President: Viktor Yanukovych
Mr Yanukovych was declared the winner of the second round of voting in the 2010 presidential election, with a 3.48% lead over Prime Minister Yulia Tymoshenko.
His inauguration as president marked the climax of Viktor Yanukovych's political comeback. First, he overcame the disgrace of the 2004/05 presidential defeat and retained the leadership of the Party of the Regions, leading it back into power as prime minister in 2006-2007.
He narrowly lost the 2007 parliamentary elections, but benefited from discord between President Yushchenko and Mrs Tymoshenko and went on to capitalise on discontent over the government's failure to cope with the global economic crisis after 2008.
Born into a poor family in Donetsk Region, eastern Ukraine's industrial powerhouse, in 1950, Mr Yanukovych had a troubled childhood and was twice jailed for violent crimes in his youth. On release he went to work in the local transport industry, where he rose through the ranks of management under the patronage of cosmonaut and local Soviet MP Georgi Beregovoi.
He established a political power base in the Donetsk Region administration, becoming governor in 1997 and later head of the council. There he built close ties to local tycoon Rinat Akhmetov.
President Kuchma appointed him prime minister in 2002, and nominated him as presidential candidate for the governing coalition of political and business interests in 2004.
Mr Yanukovych has worked hard to distance himself from the scandals of the pre-2004 period and from accusations of being Russia's placeman. He says that his aim is to balance relations between Russia and the European Union, with EU integration as a "strategic aim".
However, his first two years in office have seen extensive concessions to Russia, such as extending the Russian lease on the Black Sea Fleet base in Crimea, and moves to restrict media freedom.
His government regularly earns criticism from the United States, European Union and international rights groups over the imprisonment of Mrs Tymoshenko and other opposition politicians and the alleged rigging of the 2012 parliamentary elections.
Prime minister (acting): Mykola Azarov
Mykola Azarov, an ethnic Russian born in Russia, is a close associate of President Yanukovych and succeeded him as head of the Party of Regions in 2010. After the government of Mr Yanukovych's chief rival, Yuliya Tymoshenko, fell in a vote of confidence in March 2010, Mr Azarov formed a coalition with the Communists and the centrist Lytvyn Bloc.
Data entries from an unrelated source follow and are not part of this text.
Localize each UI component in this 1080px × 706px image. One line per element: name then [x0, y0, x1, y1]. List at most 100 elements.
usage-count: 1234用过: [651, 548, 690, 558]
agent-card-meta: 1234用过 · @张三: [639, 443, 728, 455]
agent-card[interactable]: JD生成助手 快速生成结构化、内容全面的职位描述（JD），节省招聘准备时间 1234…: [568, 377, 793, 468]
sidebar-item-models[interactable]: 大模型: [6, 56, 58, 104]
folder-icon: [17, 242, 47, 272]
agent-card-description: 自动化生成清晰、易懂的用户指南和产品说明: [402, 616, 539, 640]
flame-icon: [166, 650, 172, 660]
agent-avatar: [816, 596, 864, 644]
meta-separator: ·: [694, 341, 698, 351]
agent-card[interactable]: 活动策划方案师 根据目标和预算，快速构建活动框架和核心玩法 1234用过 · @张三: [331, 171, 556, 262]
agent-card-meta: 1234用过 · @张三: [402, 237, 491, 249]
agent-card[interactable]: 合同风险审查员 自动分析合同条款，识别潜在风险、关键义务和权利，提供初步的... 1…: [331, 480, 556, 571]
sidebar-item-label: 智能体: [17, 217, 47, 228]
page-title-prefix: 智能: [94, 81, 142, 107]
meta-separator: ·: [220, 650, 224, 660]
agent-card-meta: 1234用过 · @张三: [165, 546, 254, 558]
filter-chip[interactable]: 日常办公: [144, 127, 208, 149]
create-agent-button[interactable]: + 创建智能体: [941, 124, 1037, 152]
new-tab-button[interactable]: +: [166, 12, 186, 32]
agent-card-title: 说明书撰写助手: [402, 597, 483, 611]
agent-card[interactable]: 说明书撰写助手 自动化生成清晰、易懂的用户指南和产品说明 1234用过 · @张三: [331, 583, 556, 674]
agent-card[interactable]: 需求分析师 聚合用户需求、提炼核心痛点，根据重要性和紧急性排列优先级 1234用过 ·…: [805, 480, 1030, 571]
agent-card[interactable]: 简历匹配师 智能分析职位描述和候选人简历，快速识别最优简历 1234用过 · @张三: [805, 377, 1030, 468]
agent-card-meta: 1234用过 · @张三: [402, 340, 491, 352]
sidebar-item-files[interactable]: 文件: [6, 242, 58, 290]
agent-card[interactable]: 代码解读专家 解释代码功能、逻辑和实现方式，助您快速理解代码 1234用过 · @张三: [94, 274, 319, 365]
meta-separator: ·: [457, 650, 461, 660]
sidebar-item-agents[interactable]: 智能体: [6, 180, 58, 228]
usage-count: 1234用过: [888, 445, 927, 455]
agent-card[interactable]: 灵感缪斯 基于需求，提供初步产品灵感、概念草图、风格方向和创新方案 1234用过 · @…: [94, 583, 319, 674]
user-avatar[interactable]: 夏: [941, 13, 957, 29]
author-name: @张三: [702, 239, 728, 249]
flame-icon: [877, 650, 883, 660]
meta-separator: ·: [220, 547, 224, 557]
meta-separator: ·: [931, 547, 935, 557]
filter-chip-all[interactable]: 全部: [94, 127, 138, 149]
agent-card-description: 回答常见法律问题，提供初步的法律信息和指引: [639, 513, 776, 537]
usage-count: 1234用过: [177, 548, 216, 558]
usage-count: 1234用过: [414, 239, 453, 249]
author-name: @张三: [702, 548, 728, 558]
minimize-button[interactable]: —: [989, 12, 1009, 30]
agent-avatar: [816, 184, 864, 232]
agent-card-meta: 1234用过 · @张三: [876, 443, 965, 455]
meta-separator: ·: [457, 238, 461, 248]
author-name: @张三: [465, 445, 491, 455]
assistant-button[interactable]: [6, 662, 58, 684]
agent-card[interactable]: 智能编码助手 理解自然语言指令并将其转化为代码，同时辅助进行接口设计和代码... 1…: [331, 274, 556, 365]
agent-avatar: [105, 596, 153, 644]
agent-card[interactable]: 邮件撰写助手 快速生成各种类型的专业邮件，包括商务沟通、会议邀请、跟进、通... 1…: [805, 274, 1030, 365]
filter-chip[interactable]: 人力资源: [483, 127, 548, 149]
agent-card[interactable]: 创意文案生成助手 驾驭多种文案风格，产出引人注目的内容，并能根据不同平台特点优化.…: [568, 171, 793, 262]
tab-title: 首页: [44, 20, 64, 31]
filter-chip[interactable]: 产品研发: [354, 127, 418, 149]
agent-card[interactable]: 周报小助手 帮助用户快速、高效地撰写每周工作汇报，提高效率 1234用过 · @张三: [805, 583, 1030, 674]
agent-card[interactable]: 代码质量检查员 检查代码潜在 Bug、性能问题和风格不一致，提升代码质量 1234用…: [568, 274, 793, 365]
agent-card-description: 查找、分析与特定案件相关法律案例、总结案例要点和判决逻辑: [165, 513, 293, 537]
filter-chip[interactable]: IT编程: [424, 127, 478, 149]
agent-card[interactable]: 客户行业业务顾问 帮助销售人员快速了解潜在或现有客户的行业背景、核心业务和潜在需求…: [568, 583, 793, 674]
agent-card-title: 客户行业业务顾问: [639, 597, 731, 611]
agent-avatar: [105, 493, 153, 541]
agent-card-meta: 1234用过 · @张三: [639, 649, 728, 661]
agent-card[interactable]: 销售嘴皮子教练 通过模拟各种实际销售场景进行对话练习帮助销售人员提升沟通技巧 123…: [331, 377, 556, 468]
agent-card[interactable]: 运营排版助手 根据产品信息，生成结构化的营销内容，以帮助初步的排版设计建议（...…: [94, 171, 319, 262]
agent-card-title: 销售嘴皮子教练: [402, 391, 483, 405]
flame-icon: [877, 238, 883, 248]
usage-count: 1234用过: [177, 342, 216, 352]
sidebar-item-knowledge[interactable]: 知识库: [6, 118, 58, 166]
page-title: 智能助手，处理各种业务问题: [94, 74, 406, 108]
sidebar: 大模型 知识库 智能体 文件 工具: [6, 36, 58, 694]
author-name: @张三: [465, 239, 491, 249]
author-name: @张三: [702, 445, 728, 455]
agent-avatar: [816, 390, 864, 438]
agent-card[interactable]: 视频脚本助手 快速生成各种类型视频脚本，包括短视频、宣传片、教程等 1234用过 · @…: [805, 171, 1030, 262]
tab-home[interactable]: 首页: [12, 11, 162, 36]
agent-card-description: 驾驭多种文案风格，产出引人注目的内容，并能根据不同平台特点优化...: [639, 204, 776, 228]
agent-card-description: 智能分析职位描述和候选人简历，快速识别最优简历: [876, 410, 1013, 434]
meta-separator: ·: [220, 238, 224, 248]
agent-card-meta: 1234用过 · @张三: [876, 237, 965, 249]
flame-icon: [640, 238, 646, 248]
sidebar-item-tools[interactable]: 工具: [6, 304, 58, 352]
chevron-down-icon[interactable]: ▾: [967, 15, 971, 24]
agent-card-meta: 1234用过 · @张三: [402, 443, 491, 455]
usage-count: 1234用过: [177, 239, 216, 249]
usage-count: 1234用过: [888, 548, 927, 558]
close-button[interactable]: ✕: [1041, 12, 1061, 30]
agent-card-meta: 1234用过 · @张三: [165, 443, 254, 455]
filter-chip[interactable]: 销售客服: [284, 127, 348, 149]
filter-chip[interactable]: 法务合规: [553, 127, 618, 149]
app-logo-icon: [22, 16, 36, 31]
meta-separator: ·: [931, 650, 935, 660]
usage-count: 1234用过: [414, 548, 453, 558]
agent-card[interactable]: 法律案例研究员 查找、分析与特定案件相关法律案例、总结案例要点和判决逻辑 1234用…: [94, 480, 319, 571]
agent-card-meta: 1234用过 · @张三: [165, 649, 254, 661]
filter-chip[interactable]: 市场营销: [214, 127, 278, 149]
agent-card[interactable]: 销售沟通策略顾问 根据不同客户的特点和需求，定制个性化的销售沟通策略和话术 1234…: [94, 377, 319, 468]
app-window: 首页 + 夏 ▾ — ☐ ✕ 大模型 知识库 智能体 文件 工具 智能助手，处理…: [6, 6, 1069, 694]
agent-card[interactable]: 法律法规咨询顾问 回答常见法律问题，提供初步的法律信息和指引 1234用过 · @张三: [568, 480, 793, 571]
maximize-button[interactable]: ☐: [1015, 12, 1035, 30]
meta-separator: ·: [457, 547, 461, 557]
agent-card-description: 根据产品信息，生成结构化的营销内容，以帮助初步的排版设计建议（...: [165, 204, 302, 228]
Mr Azarov was head of the tax administration in 1996-2002, and his term as finance minister during Mr Yanukovych's subsequent premiership oversaw dramatic economic growth.
He was briefly acting prime minister during the presidential election crisis of 2004-2005, and resumed the post of finance minister during the Yanukovych government of 2006-2007.
A mining specialist, Mr Azarov is a technocrat with neither a political base nor ambitions of his own. His poor command of Ukrainian is often highlighted by his opponents, who see him as a symbol of Mr Yanukovych's alleged pro-Russian orientation.
His two years in office since 2010 have seen Ukraine's economy stagnate. Mr Azarov has refused of cut expensive gas subsidies, which the IMF says are a block on any further loans. Negotiations with Russia on the price of gas have stalled, plans to diversify Ukraine's sources of imported fuel have gone nowhere, and political tensions with the European Union have prevented progress on a free-trade agreement.
Mr Azarov was elected to parliament in October 2012, along with a number of other ministers, and is required by law to resign his post before taking up his seat as MP. President Yanukovych accepted the resignation of the entire government in December, and reappointed it on an acting basis. The president could reappoint Mr Azarov, or else take the opportunity to form a new government better equipped to pull the country out of a looming recession.